I really cannot recommend this course, and the instructor highly enough!
20 stars out of 10
Cathy –
So, I came at this course as a fairly experienced programmer, but with no formal training in mathematics beyond high school. My hope was that in working through this course, my knowledge of python would help me better understand high-level concepts in math, something that I have always had difficulty with.
While I am still unable to work through any calculus or linear algebra problems with pen and paper, Mike’s course did help solidify some of those high-level concepts through the translation of them into python code, which was a huge breakthrough for me. My biggest problem with traditional math courses is that they teach you all this theory and methods to solve problems, but never really dig into the real-world problems that you may want to solve, and I know I am not alone in this complaint. This course served as a terrific bridge between the theoretical and practical application of mathematics.

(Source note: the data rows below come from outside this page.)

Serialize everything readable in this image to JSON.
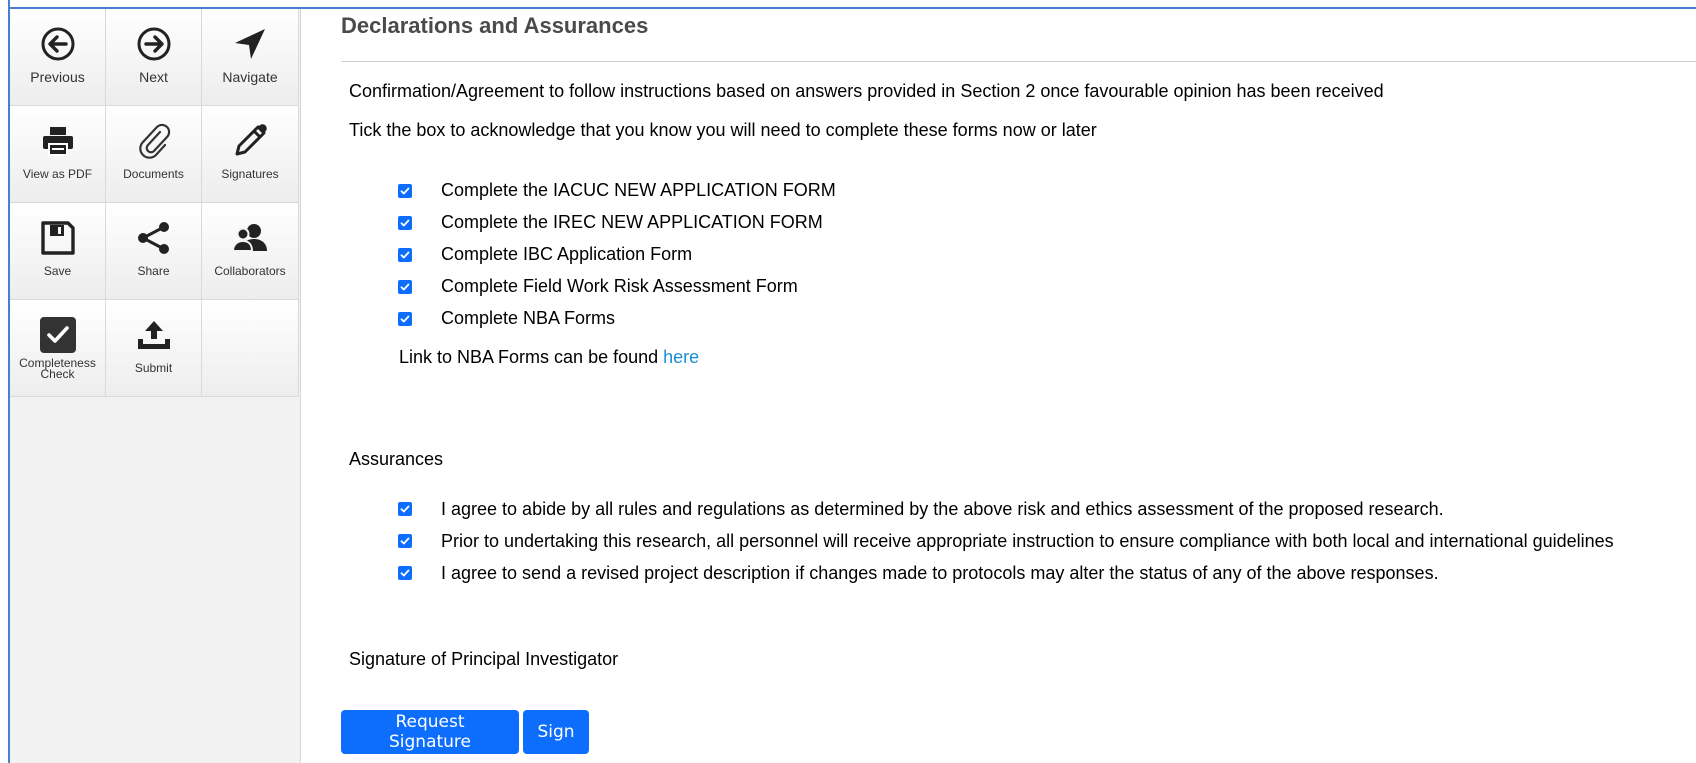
{
  "colors": {
    "accent": "#0d6efd",
    "link": "#1a8fd6",
    "heading": "#4a4a4a"
  },
  "toolbar": [
    {
      "label": "Previous",
      "icon": "previous-circle-arrow-icon"
    },
    {
      "label": "Next",
      "icon": "next-circle-arrow-icon"
    },
    {
      "label": "Navigate",
      "icon": "navigate-arrow-icon"
    },
    {
      "label": "View as PDF",
      "icon": "printer-icon"
    },
    {
      "label": "Documents",
      "icon": "paperclip-icon"
    },
    {
      "label": "Signatures",
      "icon": "pencil-icon"
    },
    {
      "label": "Save",
      "icon": "floppy-disk-icon"
    },
    {
      "label": "Share",
      "icon": "share-icon"
    },
    {
      "label": "Collaborators",
      "icon": "collaborators-icon"
    },
    {
      "label": "Completeness Check",
      "icon": "checkbox-icon"
    },
    {
      "label": "Submit",
      "icon": "upload-tray-icon"
    }
  ],
  "section": {
    "title": "Declarations and Assurances",
    "intro1": "Confirmation/Agreement to follow instructions based on answers provided in Section 2 once favourable opinion has been received",
    "intro2": "Tick the box to acknowledge that you know you will need to complete these forms now or later",
    "forms": [
      {
        "label": "Complete the IACUC NEW APPLICATION FORM",
        "checked": true
      },
      {
        "label": "Complete the IREC NEW APPLICATION FORM",
        "checked": true
      },
      {
        "label": "Complete IBC Application Form",
        "checked": true
      },
      {
        "label": "Complete Field Work Risk Assessment Form",
        "checked": true
      },
      {
        "label": "Complete NBA Forms",
        "checked": true
      }
    ],
    "nba_link_text": "Link to NBA Forms can be found",
    "nba_link_label": "here",
    "assurances_title": "Assurances",
    "assurances": [
      {
        "label": "I agree to abide by all rules and regulations as determined by the above risk and ethics assessment of the proposed research.",
        "checked": true
      },
      {
        "label": "Prior to undertaking this research, all personnel will receive appropriate instruction to ensure compliance with both local and international guidelines",
        "checked": true
      },
      {
        "label": "I agree to send a revised project description if changes made to protocols may alter the status of any of the above responses.",
        "checked": true
      }
    ],
    "signature_title": "Signature of Principal Investigator",
    "request_signature_label": "Request Signature",
    "sign_label": "Sign"
  }
}
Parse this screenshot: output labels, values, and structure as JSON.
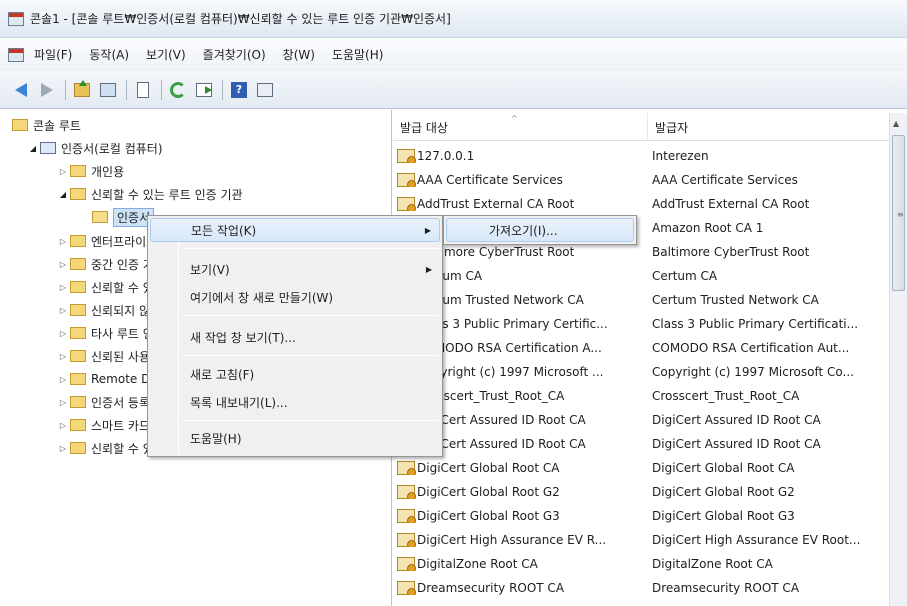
{
  "window": {
    "title": "콘솔1 - [콘솔 루트₩인증서(로컬 컴퓨터)₩신뢰할 수 있는 루트 인증 기관₩인증서]"
  },
  "menubar": {
    "items": [
      "파일(F)",
      "동작(A)",
      "보기(V)",
      "즐겨찾기(O)",
      "창(W)",
      "도움말(H)"
    ]
  },
  "toolbar": {
    "icons": [
      "back-arrow-icon",
      "forward-arrow-icon",
      "up-folder-icon",
      "show-hide-tree-icon",
      "clipboard-icon",
      "refresh-icon",
      "export-list-icon",
      "help-icon",
      "properties-icon"
    ]
  },
  "tree": {
    "root": "콘솔 루트",
    "certs": "인증서(로컬 컴퓨터)",
    "personal": "개인용",
    "trusted_root": "신뢰할 수 있는 루트 인증 기관",
    "certificates": "인증서",
    "enterprise": "엔터프라이즈 트러스트",
    "intermediate": "중간 인증 기관",
    "trusted_publishers": "신뢰할 수 있는 게시자",
    "untrusted": "신뢰되지 않은 인증서",
    "third_party": "타사 루트 인증 기관",
    "trusted_people": "신뢰된 사용자",
    "remote_desktop": "Remote Desktop",
    "enrollment": "인증서 등록 요청",
    "smartcard": "스마트 카드 신뢰할 수 있는 루트",
    "trusted_devices": "신뢰할 수 있는 장치"
  },
  "list": {
    "col_issued_to": "발급 대상",
    "col_issued_by": "발급자",
    "rows": [
      {
        "issued_to": "127.0.0.1",
        "issued_by": "Interezen"
      },
      {
        "issued_to": "AAA Certificate Services",
        "issued_by": "AAA Certificate Services"
      },
      {
        "issued_to": "AddTrust External CA Root",
        "issued_by": "AddTrust External CA Root"
      },
      {
        "issued_to": "Amazon Root CA 1",
        "issued_by": "Amazon Root CA 1"
      },
      {
        "issued_to": "Baltimore CyberTrust Root",
        "issued_by": "Baltimore CyberTrust Root"
      },
      {
        "issued_to": "Certum CA",
        "issued_by": "Certum CA"
      },
      {
        "issued_to": "Certum Trusted Network CA",
        "issued_by": "Certum Trusted Network CA"
      },
      {
        "issued_to": "Class 3 Public Primary Certific...",
        "issued_by": "Class 3 Public Primary Certificati..."
      },
      {
        "issued_to": "COMODO RSA Certification A...",
        "issued_by": "COMODO RSA Certification Aut..."
      },
      {
        "issued_to": "Copyright (c) 1997 Microsoft ...",
        "issued_by": "Copyright (c) 1997 Microsoft Co..."
      },
      {
        "issued_to": "Crosscert_Trust_Root_CA",
        "issued_by": "Crosscert_Trust_Root_CA"
      },
      {
        "issued_to": "DigiCert Assured ID Root CA",
        "issued_by": "DigiCert Assured ID Root CA"
      },
      {
        "issued_to": "DigiCert Assured ID Root CA",
        "issued_by": "DigiCert Assured ID Root CA"
      },
      {
        "issued_to": "DigiCert Global Root CA",
        "issued_by": "DigiCert Global Root CA"
      },
      {
        "issued_to": "DigiCert Global Root G2",
        "issued_by": "DigiCert Global Root G2"
      },
      {
        "issued_to": "DigiCert Global Root G3",
        "issued_by": "DigiCert Global Root G3"
      },
      {
        "issued_to": "DigiCert High Assurance EV R...",
        "issued_by": "DigiCert High Assurance EV Root..."
      },
      {
        "issued_to": "DigitalZone Root CA",
        "issued_by": "DigitalZone Root CA"
      },
      {
        "issued_to": "Dreamsecurity ROOT CA",
        "issued_by": "Dreamsecurity ROOT CA"
      }
    ]
  },
  "context_menu": {
    "all_tasks": "모든 작업(K)",
    "view": "보기(V)",
    "new_window_from_here": "여기에서 창 새로 만들기(W)",
    "new_taskpad_view": "새 작업 창 보기(T)...",
    "refresh": "새로 고침(F)",
    "export_list": "목록 내보내기(L)...",
    "help": "도움말(H)"
  },
  "submenu": {
    "import": "가져오기(I)..."
  },
  "colors": {
    "highlight": "#cde3f8",
    "menu_bg": "#f0f0f0",
    "title_bg": "#dfe8f3"
  }
}
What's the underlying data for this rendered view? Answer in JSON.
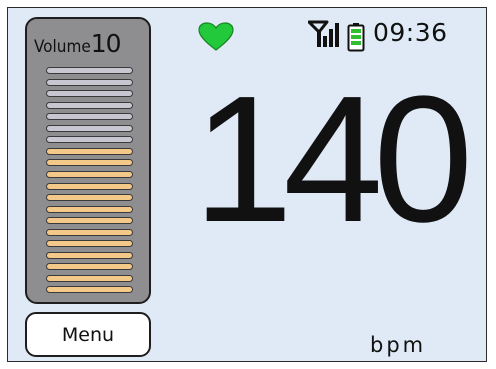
{
  "volume": {
    "label": "Volume",
    "value": "10",
    "total_segments": 20,
    "active_segments": 13,
    "active_color": "#f4c888",
    "inactive_color": "#c8c6d0"
  },
  "menu": {
    "label": "Menu"
  },
  "status": {
    "heart_icon": "heart-icon",
    "heart_color": "#22c93a",
    "signal_icon": "signal-icon",
    "battery_icon": "battery-icon",
    "battery_color": "#2fbf2f",
    "time": "09:36"
  },
  "reading": {
    "value": "140",
    "unit": "bpm"
  }
}
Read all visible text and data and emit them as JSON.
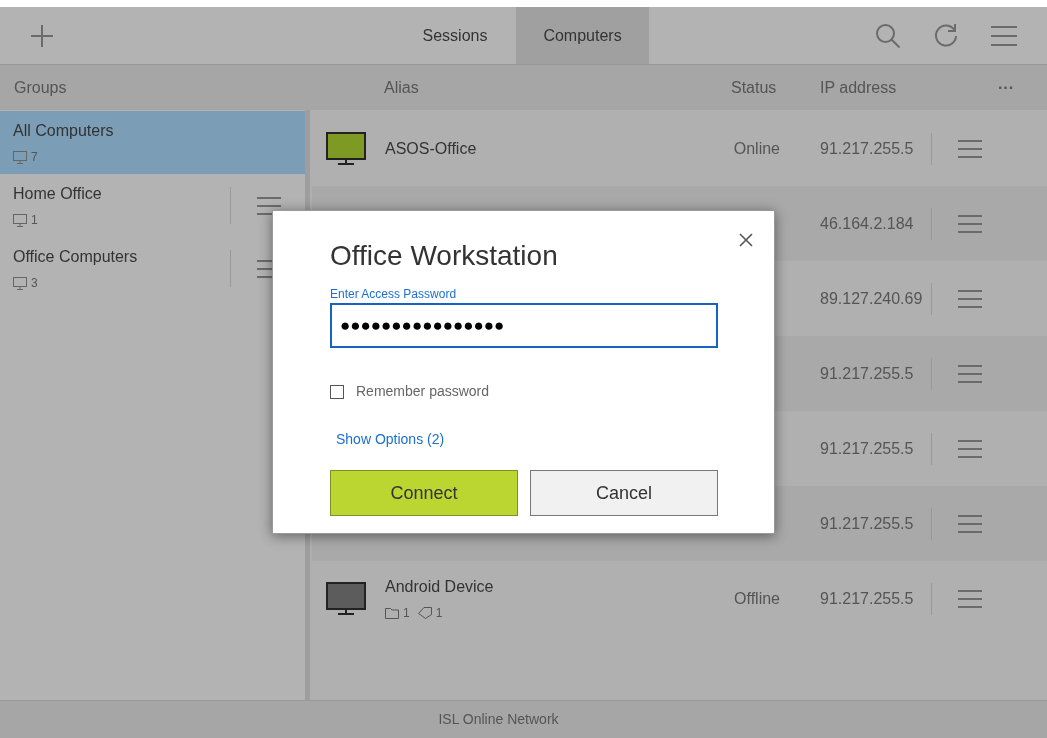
{
  "toolbar": {
    "tabs": [
      {
        "label": "Sessions",
        "selected": false
      },
      {
        "label": "Computers",
        "selected": true
      }
    ]
  },
  "sidebar": {
    "heading": "Groups",
    "items": [
      {
        "name": "All Computers",
        "count": "7",
        "selected": true,
        "has_menu": false
      },
      {
        "name": "Home Office",
        "count": "1",
        "selected": false,
        "has_menu": true
      },
      {
        "name": "Office Computers",
        "count": "3",
        "selected": false,
        "has_menu": true
      }
    ]
  },
  "table": {
    "columns": [
      "Alias",
      "Status",
      "IP address",
      "···"
    ],
    "rows": [
      {
        "alias": "ASOS-Office",
        "color": "#7f9a22",
        "status": "Online",
        "ip": "91.217.255.5"
      },
      {
        "ip": "46.164.2.184"
      },
      {
        "ip": "89.127.240.69"
      },
      {
        "ip": "91.217.255.5"
      },
      {
        "ip": "91.217.255.5"
      },
      {
        "ip": "91.217.255.5"
      },
      {
        "alias": "Android Device",
        "color": "#5c5c5c",
        "folders": "1",
        "tags": "1",
        "status": "Offline",
        "ip": "91.217.255.5"
      }
    ]
  },
  "dialog": {
    "title": "Office Workstation",
    "field_label": "Enter Access Password",
    "password": "●●●●●●●●●●●●●●●●",
    "remember": {
      "label": "Remember password",
      "checked": false
    },
    "link": "Show Options (2)",
    "buttons": [
      "Connect",
      "Cancel"
    ]
  },
  "status_bar": "ISL Online Network"
}
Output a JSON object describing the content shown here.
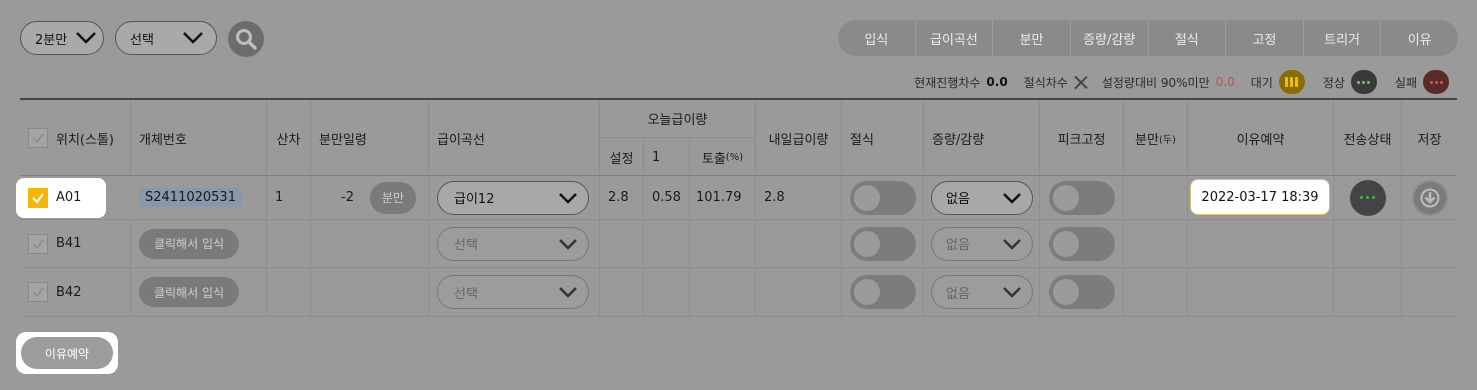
{
  "toolbar": {
    "period_select": "2분만",
    "filter_select": "선택"
  },
  "tabs": [
    "입식",
    "급이곡선",
    "분만",
    "증량/감량",
    "절식",
    "고정",
    "트리거",
    "이유"
  ],
  "status": {
    "current_label": "현재진행차수",
    "current_value": "0.0",
    "fasting_label": "절식차수",
    "setting_label": "설정량대비 90%미만",
    "setting_value": "0.0",
    "wait_label": "대기",
    "normal_label": "정상",
    "fail_label": "실패"
  },
  "table": {
    "headers": {
      "position": "위치(스톨)",
      "id": "개체번호",
      "parity": "산차",
      "days": "분만일령",
      "curve": "급이곡선",
      "today": "오늘급이량",
      "today_set": "설정",
      "today_1": "1",
      "today_out": "토출",
      "today_out_unit": "(%)",
      "tomorrow": "내일급이량",
      "fasting": "절식",
      "adjust": "증량/감량",
      "peak_fix": "피크고정",
      "farrow": "분만",
      "farrow_unit": "(두)",
      "weaning": "이유예약",
      "send": "전송상태",
      "save": "저장"
    },
    "rows": [
      {
        "position": "A01",
        "checked": true,
        "id": "S2411020531",
        "parity": "1",
        "days": "-2",
        "farrow_btn": "분만",
        "curve": "급이12",
        "set": "2.8",
        "v1": "0.58",
        "out": "101.79",
        "tomorrow": "2.8",
        "adjust": "없음",
        "weaning": "2022-03-17 18:39"
      },
      {
        "position": "B41",
        "checked": false,
        "entry_btn": "클릭해서 입식",
        "curve": "선택",
        "adjust": "없음"
      },
      {
        "position": "B42",
        "checked": false,
        "entry_btn": "클릭해서 입식",
        "curve": "선택",
        "adjust": "없음"
      }
    ]
  },
  "bottom": {
    "weaning_button": "이유예약"
  }
}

It was also one heck of a fun course to work through. Mike is an amazing teacher, he is entertaining and funny, and he obviously has a great deal of knowledge and passion for the subject. Highly recommended if you want to learn more math, or how to represent the math you already know in Python.
Alexander C. –
This is an excellent course and Mike is a good teacher. For the course content alone, I would give 4 and a half stars, but Mike’s upbeat attitude towards the material and willingness to respond to comments in a helpful manner pushed this up to a five-star experience as far as I am concerned.
This course has a lot to offer anyone who wants to learn how to approach mathematical problems in Python. In particular, it will familiarise you with essential Python modules for mathematics like numpy and matplotlib. I wish I’d learned these skills when I was younger; they would have guaranteed me perfect scores in all my maths tests. Definitely recommended to anyone who wants to improve their mathematical abilities using programming.
The course will also benefit your programming skills to some degree because you will get hands-on experience programming as you go along. That said, I think if you only want to learn Python and have no interest in mathematics, this is not for you.
If you already know
the absolute basics of programming in Python and want to get into mathematical programming, this is a great place to start. The 37 hours were not wasted and I’m definitely ready to jump into more challenging mathematical programming tasks that would have terrified me before I started. The course will help you build confidence combining mathematics with programming. Thanks for the course!